# Stillife with Spindrift.



## steve123 (Feb 9, 2009)

see? you can combine hobbies with chores. Weeding the garden? Take your kits with you. 

















Hope everybody is having a good spring and is ready for the Summer building season!...lol

Steve


----------



## Solium (Apr 24, 2005)

The finish on that is spectacular! :thumbsup:


----------



## steve123 (Feb 9, 2009)

Thanks, It's Tamiya ts 12 over a basecoat of Tamiya white primer. 

Steve


----------



## irishtrek (Sep 17, 2005)

Just be sure NOT to bury it under a few pounds of fertilizer.:tongue:


----------



## armymedic80 (Aug 11, 2010)

If only Moebius could make that again 6x that size we would have an awesome model.


----------



## Xenodyssey (Aug 27, 2008)

Nice. Needs a giant cricket to menace it. Or maybe a praying mantis...


----------



## miniature sun (May 1, 2005)

Fabulous paint finish....looks totally real


----------



## steve123 (Feb 9, 2009)

Never say stuff, like...I don't think that dog is gonna bite me....or My wife? She won't be mad.

The frogs are curious.....

















Luckily, the local authorities FBI (Frog Bureau is Insectigation) is now on hand to prevent anything untoward.

Think the crew is going to come out and speak the "We come in peace, We mean you no harm crap?

Steve


----------



## Tim Nolan (Jul 9, 2008)

Very nice. My daugher takes wonderful floral photos (among other things).
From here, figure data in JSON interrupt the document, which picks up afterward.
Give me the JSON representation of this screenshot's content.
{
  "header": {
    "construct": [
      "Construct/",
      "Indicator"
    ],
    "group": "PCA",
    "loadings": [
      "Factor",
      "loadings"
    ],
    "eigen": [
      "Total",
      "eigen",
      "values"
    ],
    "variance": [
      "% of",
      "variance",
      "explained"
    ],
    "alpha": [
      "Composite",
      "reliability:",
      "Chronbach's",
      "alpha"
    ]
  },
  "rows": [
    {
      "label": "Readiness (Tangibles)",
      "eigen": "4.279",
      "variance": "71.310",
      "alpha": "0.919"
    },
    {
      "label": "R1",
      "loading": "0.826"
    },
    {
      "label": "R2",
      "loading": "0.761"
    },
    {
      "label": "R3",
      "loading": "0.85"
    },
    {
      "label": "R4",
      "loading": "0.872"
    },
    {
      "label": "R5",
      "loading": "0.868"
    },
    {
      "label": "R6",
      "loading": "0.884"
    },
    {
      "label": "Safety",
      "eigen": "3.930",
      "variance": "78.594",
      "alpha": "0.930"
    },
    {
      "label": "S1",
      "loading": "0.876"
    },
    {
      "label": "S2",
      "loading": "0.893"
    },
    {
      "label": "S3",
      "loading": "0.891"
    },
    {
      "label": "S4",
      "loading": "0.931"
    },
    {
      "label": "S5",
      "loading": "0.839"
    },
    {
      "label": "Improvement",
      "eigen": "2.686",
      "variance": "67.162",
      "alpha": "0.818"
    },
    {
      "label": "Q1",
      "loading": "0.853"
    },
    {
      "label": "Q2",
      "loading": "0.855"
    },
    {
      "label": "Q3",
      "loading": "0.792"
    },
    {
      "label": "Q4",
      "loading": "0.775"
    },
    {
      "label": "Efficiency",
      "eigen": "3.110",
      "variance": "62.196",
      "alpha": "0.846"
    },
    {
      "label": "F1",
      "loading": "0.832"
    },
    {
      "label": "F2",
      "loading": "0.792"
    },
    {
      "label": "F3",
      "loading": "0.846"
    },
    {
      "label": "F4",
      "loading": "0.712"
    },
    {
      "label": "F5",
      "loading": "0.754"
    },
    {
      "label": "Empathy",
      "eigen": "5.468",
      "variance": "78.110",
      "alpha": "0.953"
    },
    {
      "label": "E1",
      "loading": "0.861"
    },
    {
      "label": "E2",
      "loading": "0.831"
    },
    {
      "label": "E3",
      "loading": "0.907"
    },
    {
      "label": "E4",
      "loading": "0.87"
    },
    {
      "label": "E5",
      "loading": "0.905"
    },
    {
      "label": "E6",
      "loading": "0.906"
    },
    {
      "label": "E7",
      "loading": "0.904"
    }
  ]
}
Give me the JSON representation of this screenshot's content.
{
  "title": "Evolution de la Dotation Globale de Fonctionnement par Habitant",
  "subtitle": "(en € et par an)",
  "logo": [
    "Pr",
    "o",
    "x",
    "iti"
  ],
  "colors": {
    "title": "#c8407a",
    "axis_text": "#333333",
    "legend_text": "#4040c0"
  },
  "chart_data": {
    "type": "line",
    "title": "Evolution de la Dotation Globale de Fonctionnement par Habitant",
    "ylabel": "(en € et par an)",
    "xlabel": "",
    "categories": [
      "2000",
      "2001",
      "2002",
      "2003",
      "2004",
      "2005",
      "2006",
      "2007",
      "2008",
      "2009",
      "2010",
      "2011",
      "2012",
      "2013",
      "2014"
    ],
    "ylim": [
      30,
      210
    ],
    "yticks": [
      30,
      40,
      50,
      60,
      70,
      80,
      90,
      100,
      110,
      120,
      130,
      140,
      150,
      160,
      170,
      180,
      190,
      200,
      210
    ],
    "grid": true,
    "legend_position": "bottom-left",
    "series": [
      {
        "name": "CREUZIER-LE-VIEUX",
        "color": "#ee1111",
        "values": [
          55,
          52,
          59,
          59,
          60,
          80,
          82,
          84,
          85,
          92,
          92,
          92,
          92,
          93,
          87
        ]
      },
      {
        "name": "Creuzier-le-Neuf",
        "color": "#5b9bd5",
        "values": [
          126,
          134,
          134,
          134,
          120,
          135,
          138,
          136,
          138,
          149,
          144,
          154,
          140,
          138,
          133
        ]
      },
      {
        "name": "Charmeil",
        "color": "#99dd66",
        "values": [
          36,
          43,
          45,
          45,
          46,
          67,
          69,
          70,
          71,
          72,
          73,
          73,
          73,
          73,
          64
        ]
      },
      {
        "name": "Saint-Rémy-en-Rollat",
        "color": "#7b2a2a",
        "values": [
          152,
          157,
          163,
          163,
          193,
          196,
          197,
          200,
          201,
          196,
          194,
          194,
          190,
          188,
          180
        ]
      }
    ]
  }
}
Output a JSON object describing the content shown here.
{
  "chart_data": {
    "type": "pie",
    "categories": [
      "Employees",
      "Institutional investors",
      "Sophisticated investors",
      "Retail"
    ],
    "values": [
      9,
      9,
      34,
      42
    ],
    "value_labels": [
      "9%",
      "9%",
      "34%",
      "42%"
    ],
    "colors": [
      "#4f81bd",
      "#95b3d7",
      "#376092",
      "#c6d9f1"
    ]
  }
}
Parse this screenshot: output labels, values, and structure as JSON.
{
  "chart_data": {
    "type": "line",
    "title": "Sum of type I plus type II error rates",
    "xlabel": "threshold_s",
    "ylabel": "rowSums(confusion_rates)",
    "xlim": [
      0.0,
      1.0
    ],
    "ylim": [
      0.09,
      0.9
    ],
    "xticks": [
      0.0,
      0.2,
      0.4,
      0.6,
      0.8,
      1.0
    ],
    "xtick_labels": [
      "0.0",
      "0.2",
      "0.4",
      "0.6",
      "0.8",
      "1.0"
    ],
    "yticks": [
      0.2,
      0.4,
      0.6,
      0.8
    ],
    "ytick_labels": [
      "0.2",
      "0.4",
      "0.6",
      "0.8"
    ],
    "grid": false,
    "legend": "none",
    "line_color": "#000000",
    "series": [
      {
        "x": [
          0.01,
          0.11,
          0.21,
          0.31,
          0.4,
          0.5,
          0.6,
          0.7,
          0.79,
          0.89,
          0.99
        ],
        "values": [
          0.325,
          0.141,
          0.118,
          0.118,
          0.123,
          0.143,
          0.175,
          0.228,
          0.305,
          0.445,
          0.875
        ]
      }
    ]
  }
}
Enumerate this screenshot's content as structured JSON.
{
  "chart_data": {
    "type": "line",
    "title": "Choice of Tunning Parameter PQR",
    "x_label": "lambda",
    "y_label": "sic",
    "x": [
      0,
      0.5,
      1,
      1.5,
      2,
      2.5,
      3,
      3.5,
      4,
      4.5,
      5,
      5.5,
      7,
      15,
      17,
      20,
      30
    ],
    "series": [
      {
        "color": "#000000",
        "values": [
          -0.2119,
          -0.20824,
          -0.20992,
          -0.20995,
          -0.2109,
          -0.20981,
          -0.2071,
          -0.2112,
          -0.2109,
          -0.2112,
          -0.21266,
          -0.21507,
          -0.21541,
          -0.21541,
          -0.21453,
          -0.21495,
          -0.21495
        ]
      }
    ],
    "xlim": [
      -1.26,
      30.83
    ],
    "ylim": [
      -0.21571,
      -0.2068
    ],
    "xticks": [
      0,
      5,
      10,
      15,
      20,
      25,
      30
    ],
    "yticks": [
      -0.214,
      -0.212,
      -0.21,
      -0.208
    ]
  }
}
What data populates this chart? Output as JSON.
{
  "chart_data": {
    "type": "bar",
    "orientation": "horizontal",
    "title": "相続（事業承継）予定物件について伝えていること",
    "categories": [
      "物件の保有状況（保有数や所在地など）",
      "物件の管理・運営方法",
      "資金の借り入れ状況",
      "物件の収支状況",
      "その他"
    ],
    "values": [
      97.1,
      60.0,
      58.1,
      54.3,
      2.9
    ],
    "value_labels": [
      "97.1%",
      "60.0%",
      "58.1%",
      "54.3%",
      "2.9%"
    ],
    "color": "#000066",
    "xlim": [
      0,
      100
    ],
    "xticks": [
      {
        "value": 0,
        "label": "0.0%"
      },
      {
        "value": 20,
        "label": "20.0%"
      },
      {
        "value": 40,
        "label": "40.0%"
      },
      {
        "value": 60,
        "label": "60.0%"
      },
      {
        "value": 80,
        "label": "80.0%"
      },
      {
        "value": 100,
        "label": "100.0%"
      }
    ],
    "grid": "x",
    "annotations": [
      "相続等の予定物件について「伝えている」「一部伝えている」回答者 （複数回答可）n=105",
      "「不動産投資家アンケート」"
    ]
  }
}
Never thought of doing a little combination of interests!!! Looks great and the colors are vibrant and pleasing to the eye!!!


----------



## steve123 (Feb 9, 2009)

This is not good....the frogs smell....Spaceship crew!









This is the one frog that will decide our spaceship crew's fate...the one they call......the CHEF!









Thanks Tim, It's a very nice day here. and...I was bored...lol

Steve


----------



## PF Flyer (Jun 24, 2008)

Very cool.


----------



## g_xii (Mar 20, 2002)

So, is that all the frogs you got?


----------



## steve123 (Feb 9, 2009)

He tasks me! This one , he tasks me..!

The smell of ripe spaceship crew has proven irressistable to the THOUSANDS of frogs who will, no doubt ,soon swarm all over the intrepid crew...









Steve


----------



## Steve244 (Jul 22, 2001)

those plants look almost lifelike!


----------



## Paulbo (Sep 16, 2004)

Funny stuff. The OP & LP


----------



## steve123 (Feb 9, 2009)

Funny thing about frogs is that they just keep showing up...


Now they have decided that INSIDE the craft is where the food must be...









Steve


----------



## John P (Sep 1, 1999)

:lol:
Beautiful!


----------



## steve123 (Feb 9, 2009)

It makes a fun background if you want to see it for a day or two.

Thanks, John

Steve


----------



## steve123 (Feb 9, 2009)

Ok, last one. sorry, I must have been in manic state yestiddy.









I never realised how many frogs the wife has laying around the house, I could add frogs for days.

Steve


----------



## Larva (Jun 8, 2005)

Froggies will get scorched when the little people blast off.


----------



## steve123 (Feb 9, 2009)

The spaceship crew is too busy changing into clean clothes and cleaning up messes in the crew's quarters to be able to escape just yet.

Steve


----------



## Gemini1999 (Sep 25, 2008)

I used to do the very same thing with my Aurora Spindrift back in 1968... Ah, the fond memories of youth!

Bryan


----------



## steve123 (Feb 9, 2009)

But I'm 51 (growing older but not up)

Steve


----------



## steve123 (Feb 9, 2009)

Still playing....










Steve


----------



## Gilusions (Apr 25, 2006)

Lookie lookie I see Sapos (toads)


----------